Ever notice that those little blue kitchen scrubbers, like socks in the dryer, always seem to go missing?
Which makes it all the more remarkable that scientific researchers aboard the Coast Guard ship Hudson were able to find them four years after placing them on the ocean bottom in the 424-square-kilometre Coral Conservation Area in the Northeast Channel.
They’re used as part of “larval settlement collectors,” designed to see what organisms are attaching and surviving on the ocean floor after the area was closed to fishing in 2002.
The area, about 100 nautical miles off southwestern Nova Scotia, is home to up to 35 species of deep-water coral, such as bubblegum coral and seacorn coral. Prior to the area being closed, one could find broken and tilted corals and scattered skeletons – signs of fishing impacts on the long-lived corals.
“This area was fished heavily,” explains Anna Metaxas, professor with Dalhousie’s Department of Oceanography, on shore in Shelburne, N.S. where the Hudson was having a crew change. “We were concerned about corals recruiting into the area. Habitat that is suitable for the tree-like deep water corals is rare. Plus, they’re so beautiful -- in pink, orange, white, red and yellow. You can’t believe how incredible it is 600, 800 metres below the surface.”
The Hudson is equipped with a ROPOS (remotely operated deep water submersible), a Volkswagen-sized underwater robot equipped with GPS, high-definition video and digital cameras and two robotic arms which allow it to take samples. The sophisticated equipment was able to re-locate the larval settlement collectors to within a metre of where they were placed in 2006 and retrieve them.
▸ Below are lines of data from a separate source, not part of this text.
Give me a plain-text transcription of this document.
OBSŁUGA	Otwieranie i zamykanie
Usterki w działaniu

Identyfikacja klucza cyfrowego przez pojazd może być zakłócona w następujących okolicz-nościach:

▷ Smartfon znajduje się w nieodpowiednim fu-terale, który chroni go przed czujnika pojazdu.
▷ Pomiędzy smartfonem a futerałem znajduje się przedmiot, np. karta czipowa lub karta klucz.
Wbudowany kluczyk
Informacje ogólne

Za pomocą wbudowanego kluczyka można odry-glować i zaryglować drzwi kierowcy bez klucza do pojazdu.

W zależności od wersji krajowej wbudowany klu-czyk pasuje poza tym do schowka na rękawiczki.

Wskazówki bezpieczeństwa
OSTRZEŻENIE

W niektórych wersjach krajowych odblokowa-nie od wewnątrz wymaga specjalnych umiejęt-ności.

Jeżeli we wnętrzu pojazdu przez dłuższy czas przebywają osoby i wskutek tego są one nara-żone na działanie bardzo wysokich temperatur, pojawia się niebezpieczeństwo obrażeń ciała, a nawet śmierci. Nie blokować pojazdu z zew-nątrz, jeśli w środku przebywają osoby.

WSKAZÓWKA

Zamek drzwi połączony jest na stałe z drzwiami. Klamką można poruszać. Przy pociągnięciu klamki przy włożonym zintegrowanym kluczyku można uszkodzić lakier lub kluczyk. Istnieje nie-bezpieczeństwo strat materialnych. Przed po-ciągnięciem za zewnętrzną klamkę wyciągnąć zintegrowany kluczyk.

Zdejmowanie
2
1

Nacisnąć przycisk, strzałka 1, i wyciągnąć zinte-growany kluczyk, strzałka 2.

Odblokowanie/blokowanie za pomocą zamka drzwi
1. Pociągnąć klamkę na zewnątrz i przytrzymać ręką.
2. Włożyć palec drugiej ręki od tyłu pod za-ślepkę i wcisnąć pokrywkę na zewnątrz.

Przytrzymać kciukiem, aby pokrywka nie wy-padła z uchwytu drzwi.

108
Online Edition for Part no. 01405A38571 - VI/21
“Those blue scrubbers are full of little holes that organisms like to hide in ... It was very exciting to see them again,” says Dr. Metaxas, her voice animated. As a benthic ecologist, she’s interested in the factors that regulate populations of marine invertebrates, particularly in their early life stages. “They were absolutely full of things. You can see baby corals, scallops, brittle stars, anemones...”
The scientific expedition, with 28 science staff, 6 ROPOS crew and 33 Canadian Coast Guard crew aboard, left the Bedford Institute of Oceanography in Dartmouth on July 29 and is expected back August 11. The two-week cruise is part of a collaborative NSERC project called the Canadian Healthy Oceans Network (CHONe) and includes students, geologists, and oceanographers from Dalhousie, University of Victoria, Memorial University of Newfoundland, Laval, as well as their collaborators from Fisheries and Oceans Canada. Among the Dalhousie contingent is Dr. Metaxas, MSc student Myriam Lacharite and NSERC USRA Jessie Short.
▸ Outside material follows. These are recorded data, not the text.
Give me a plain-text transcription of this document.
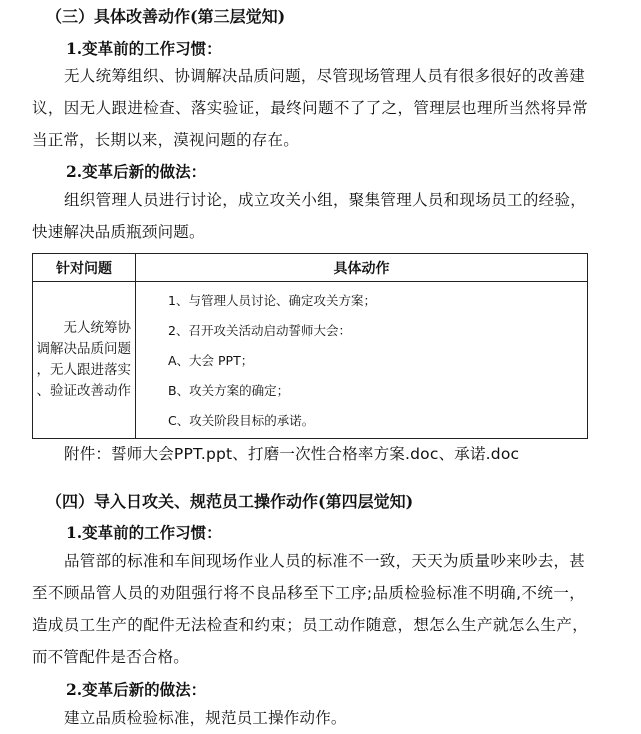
（三）具体改善动作(第三层觉知)
1.变革前的工作习惯：
无人统筹组织、协调解决品质问题，尽管现场管理人员有很多很好的改善建
议，因无人跟进检查、落实验证，最终问题不了了之，管理层也理所当然将异常
当正常，长期以来，漠视问题的存在。
2.变革后新的做法：
组织管理人员进行讨论，成立攻关小组，聚集管理人员和现场员工的经验，
快速解决品质瓶颈问题。
针对问题	具体动作

无人统筹协
调解决品质问题
，无人跟进落实
、验证改善动作	1、与管理人员讨论、确定攻关方案；
2、召开攻关活动启动誓师大会：
A、大会 PPT；
B、攻关方案的确定；
C、攻关阶段目标的承诺。
附件：誓师大会PPT.ppt、打磨一次性合格率方案.doc、承诺.doc
（四）导入日攻关、规范员工操作动作(第四层觉知)
1.变革前的工作习惯：
品管部的标准和车间现场作业人员的标准不一致，天天为质量吵来吵去，甚
至不顾品管人员的劝阻强行将不良品移至下工序;品质检验标准不明确,不统一，
造成员工生产的配件无法检查和约束；员工动作随意，想怎么生产就怎么生产，
而不管配件是否合格。
2.变革后新的做法：
建立品质检验标准，规范员工操作动作。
Besides the Northeast Channel, the cruise investigated four other study areas at depths up to 3,000 metres: Jordan Basin, German Bank and Northeast Fan. As well, seabird and marine mammal surveys took place from the bridge during daylight hours.
“For me, it’s really neat to watch the students,” says Dr. Metaxas. “The deep sea is a pretty special place and one does not expect it to be so because it’s so dark and remote. So when you can see what’s here, well, it’s pretty amazing.”